Kingdom of Cambodia
Area: 181,040 sq. km. (69,900 sq. mi.); about the size of Missouri.
Cities: Capital–-Phnom Penh (pop. 1.3 million), Battambang, Siem Reap, Sihanoukville, Prey Veng, Kompong Cham.
Terrain: Central plain drained by the Tonle Sap (Great Lake) and Mekong and Bassac Rivers. Forests away from the rivers and the lake, mountains in the southwest (Cardamom Mountains) and north (Dangrek Mountains) along the border with Thailand.
Cambodia is located on mainland Southeast Asia between Thailand to the west and north and Vietnam to the east and southeast. It shares a land border with Laos in the northeast. Cambodia has a sea coast on the Gulf of Thailand. The Dangrek mountain range in the north and Cardamom Mountains in the southwest form natural boundaries. Principal physical features include the Tonle Sap lake and the Mekong and Bassac Rivers. Cambodia remains one of the most heavily forested countries in the region, although deforestation continues at an alarming rate.
Climate: Tropical monsoon with rainy season June-Oct. and dry season Nov.-May.
Nationality: Noun and adjective–Cambodian(s), Khmer.
Population (2008 census): 13.4 million.
Avg. annual growth rate (2008 census) 1.54%.
Health: Infant mortality rate–58/1,000. Life expectancy–59 years male; 63 years female.
Ethnic groups: Cambodian 90%; Vietnamese 5%; Chinese 1%; others 4%: small numbers of hill tribes, Chams, and Laotian.
Religions: Theravada Buddhism 95%; Islam; animism; Christian.
Languages: Khmer (official) spoken by more than 95% of the population; some French still spoken in urban areas; English increasingly popular as a second language.
Education: Years compulsory–nine years. Enrollment–primary school, 92.2%; grades 7 to 9, 34%; grades 10 to 12, 13%; and tertiary, 7%. Completion rates–primary school, 48%; lower secondary school, 21%; upper secondary school, 9%; university, 6%. Literacy (total population over 15 that can read and write, 2007)–74% (male 85%; female 64%).
Ninety percent of Cambodia’s population is ethnically Cambodian. Other ethnic groups include Chinese, Vietnamese, hill tribes, Chams, and Laotian. Theravada Buddhism is the religion of 95% of the population; Islam, animism, and Christianity also are practiced. Khmer is the official language and is spoken by more than 95% of the population. Some French is still spoken in urban areas, and English is increasingly popular as a second language.

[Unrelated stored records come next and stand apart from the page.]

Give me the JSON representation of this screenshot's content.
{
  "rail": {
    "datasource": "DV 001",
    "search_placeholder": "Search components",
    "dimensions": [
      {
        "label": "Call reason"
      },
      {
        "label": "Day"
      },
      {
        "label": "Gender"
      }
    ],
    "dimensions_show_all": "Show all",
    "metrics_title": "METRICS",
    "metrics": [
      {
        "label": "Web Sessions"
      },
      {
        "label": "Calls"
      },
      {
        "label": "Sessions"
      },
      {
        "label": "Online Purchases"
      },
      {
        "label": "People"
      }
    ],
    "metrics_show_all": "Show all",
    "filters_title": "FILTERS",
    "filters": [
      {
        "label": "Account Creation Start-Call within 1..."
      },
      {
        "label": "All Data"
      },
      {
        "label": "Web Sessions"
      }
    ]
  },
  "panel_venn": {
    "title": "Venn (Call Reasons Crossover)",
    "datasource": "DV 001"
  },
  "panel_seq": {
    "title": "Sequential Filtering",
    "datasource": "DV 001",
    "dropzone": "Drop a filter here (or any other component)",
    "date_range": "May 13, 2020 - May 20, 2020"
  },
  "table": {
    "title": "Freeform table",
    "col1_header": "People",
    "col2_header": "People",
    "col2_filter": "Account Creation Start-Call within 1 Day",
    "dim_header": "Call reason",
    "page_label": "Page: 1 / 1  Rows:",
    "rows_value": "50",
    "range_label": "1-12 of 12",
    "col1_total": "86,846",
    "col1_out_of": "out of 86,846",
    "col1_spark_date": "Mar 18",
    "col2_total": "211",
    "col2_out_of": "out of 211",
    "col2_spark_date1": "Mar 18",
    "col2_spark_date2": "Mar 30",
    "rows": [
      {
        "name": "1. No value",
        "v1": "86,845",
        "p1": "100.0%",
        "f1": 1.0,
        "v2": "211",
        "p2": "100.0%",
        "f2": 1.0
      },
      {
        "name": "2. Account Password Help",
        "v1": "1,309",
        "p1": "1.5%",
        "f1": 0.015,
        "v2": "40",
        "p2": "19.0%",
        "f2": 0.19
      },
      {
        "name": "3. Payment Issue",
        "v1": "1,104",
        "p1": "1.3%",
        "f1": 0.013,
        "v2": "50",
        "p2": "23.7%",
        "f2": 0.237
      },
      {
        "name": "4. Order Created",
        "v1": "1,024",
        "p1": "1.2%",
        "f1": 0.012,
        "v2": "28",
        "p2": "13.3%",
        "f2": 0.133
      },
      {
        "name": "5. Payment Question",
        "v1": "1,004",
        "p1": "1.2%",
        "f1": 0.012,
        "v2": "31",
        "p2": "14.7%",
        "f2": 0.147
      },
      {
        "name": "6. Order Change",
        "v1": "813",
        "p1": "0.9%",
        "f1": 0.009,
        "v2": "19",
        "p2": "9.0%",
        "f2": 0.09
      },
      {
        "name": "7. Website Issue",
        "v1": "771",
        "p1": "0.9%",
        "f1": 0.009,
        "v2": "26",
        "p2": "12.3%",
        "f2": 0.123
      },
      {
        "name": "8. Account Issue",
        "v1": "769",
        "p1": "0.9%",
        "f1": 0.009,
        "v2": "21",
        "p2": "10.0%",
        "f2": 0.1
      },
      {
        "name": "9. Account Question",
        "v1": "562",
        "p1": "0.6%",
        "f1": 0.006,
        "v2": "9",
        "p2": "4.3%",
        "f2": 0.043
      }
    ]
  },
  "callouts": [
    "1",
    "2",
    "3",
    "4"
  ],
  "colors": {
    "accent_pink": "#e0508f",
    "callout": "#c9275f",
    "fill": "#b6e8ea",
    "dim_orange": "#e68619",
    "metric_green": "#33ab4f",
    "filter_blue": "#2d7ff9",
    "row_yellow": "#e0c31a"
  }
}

Although Cambodia had a rich and powerful past under the Hindu state of Funan and the Kingdom of Angkor, by the mid-19th century the country was on the verge of dissolution. After repeated requests for French assistance, a protectorate was established in 1863. By 1884, Cambodia was a virtual colony; soon after it was made part of the Indochina Union with Annam, Tonkin, Cochin-China, and Laos. France continued to control the country even after the start of World War II through its Vichy government. In 1945, the Japanese dissolved the colonial administration, and King Norodom Sihanouk declared an independent, anti-colonial government under Prime Minister Son Ngoc Thanh in March 1945. The Allies deposed this government in October. In January 1953, Sihanouk named his father as regent and went into self-imposed exile, refusing to return until Cambodia gained genuine independence.